Probing the Schwarzschild black hole immersed in a dark matter halo through astrophysical tests

TL;DR

This work analyzes a Schwarzschild black hole embedded in a Dehnen-type dark matter halo with parameters $(r_s, ρ_s)$, deriving both weak-field and strong-field constraints on the halo. Using perihelion precession data for Mercury and S2, and twin HF QPOs from four microquasars, the authors perform geodesic analyses and an MCMC-based QPO modeling study to constrain the halo parameters and assess model viability. They show that DM halo effects are amplified around supermassive BHs and that epicyclic frequencies respond predictably to halo parameters, enabling discrimination between Dehnen-type halos and other DM distributions.
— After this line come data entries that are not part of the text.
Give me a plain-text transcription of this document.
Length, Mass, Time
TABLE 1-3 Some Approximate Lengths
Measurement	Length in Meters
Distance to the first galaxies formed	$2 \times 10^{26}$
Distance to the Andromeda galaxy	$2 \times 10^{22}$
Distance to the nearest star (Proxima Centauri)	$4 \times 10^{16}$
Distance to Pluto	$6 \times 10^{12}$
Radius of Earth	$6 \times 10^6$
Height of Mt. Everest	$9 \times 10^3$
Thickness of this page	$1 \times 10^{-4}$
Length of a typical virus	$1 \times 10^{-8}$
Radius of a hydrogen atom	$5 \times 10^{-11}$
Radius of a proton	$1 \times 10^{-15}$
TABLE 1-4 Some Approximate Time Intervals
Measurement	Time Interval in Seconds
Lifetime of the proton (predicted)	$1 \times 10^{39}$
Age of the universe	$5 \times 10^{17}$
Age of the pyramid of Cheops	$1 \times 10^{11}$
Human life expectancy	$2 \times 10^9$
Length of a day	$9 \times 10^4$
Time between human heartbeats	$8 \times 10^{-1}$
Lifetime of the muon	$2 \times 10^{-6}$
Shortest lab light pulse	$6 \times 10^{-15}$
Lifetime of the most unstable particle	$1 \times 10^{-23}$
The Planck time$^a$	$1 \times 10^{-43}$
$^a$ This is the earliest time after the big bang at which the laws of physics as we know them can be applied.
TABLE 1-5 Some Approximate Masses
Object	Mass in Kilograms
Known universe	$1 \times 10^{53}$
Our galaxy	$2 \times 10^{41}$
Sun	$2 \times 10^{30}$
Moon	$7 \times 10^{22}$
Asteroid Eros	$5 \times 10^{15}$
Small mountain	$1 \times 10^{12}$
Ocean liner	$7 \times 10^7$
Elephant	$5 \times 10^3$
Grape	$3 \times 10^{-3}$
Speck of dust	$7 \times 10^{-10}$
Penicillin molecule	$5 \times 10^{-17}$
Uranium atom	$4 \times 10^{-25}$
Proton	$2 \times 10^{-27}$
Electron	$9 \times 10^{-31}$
The results demonstrate that timelike orbits and QPOs are potent probes of BH+DM systems and provide a framework for future observational tests of DM halo profiles in strong gravity regimes.

Abstract

We investigate a recently derived Schwarzschild-like black hole immersed in a Dehnen-type $(α,β,γ)=(1,4,5/2)$ dark matter (DM) halo. We obtain constraints on the two model parameters, i.e., the halo core radius $r_s$ and the DM density parameter $ρ_s$ in both the weak and the strong field regimes. In the weak field, we model test particle geodesics and match the predicted perihelion shift to Mercury (Solar System) and the orbit of the S2 star data. We obtain upper limits on $r_s$ and $ρ_s$ and highlight that the DM halo effects become observable only around supermassive BHs. In the strong field, we analyse twin high frequency quasiperiodic oscillations (QPOs) from four microquasars (e.g., GRO~J1655-40, GRS~1915+105, XTE~J1859+226, and XTE~J1550-564). Because QPO frequencies depend only on the local spacetime curvature, they can serve as a probe of halo-induced deviations from general relativity. Our MCMC analysis produces posterior distributions for model parameters, revealing close agreement between the theoretical QPO frequencies and the observations for GRS 1915+105 and GRO J1655-40. The same analysis also yielded best-fit values and upper bounds for each parameter. Our combined geodesic and QPO analysis demonstrates that timelike orbits and epicyclic oscillations can act as sensitive probes of DM halos around BHs, offering a pathway to distinguish Dehnen-type profiles from alternative DM distributions in future analysis and observations.

Figures (4)

• Figure 1: Parameter space between the dimensionless halo radius $r_{s}$ and the dimensionless dark‐matter density $\rho_{s}$. The shaded region indicates the observationally allowed values of $(r_{s},\,\rho_{s})$ from Mercury (left) and S2 star (right) measurements.
• Figure 2: The radial profile of the frequencies $\nu_\theta$ and $\nu_r$ measured by a distant observer is shown as a function of $r/M$ for different values of $\rho_s$ and $r_s$.
• Figure 3: Posterior probability distributions for the black hole mass ($M$), the dimensionless QPO radius ($r/M$), and the dark matter halo density ($\rho_s$) and halo radius ($r_s$) - obtained with the FR model. Vertical red dashed lines mark the 95 % credible upper limits on $\rho_s$ and $r_s$.
• Figure 4: Comparison between model predictions and observational data for HF QPOs in X-ray binary systems. Dots, triangles and stars represent the model frequencies (upper and lower, respectively) calculated using best-fit parameters obtained from MCMC analysis (see Table \ref{['table:best-fit2']}). The blue error boxes show the corresponding observational data, including uncertainties in both mass and QPO frequency (see Table \ref{['Table 1']}). Each source is labeled accordingly.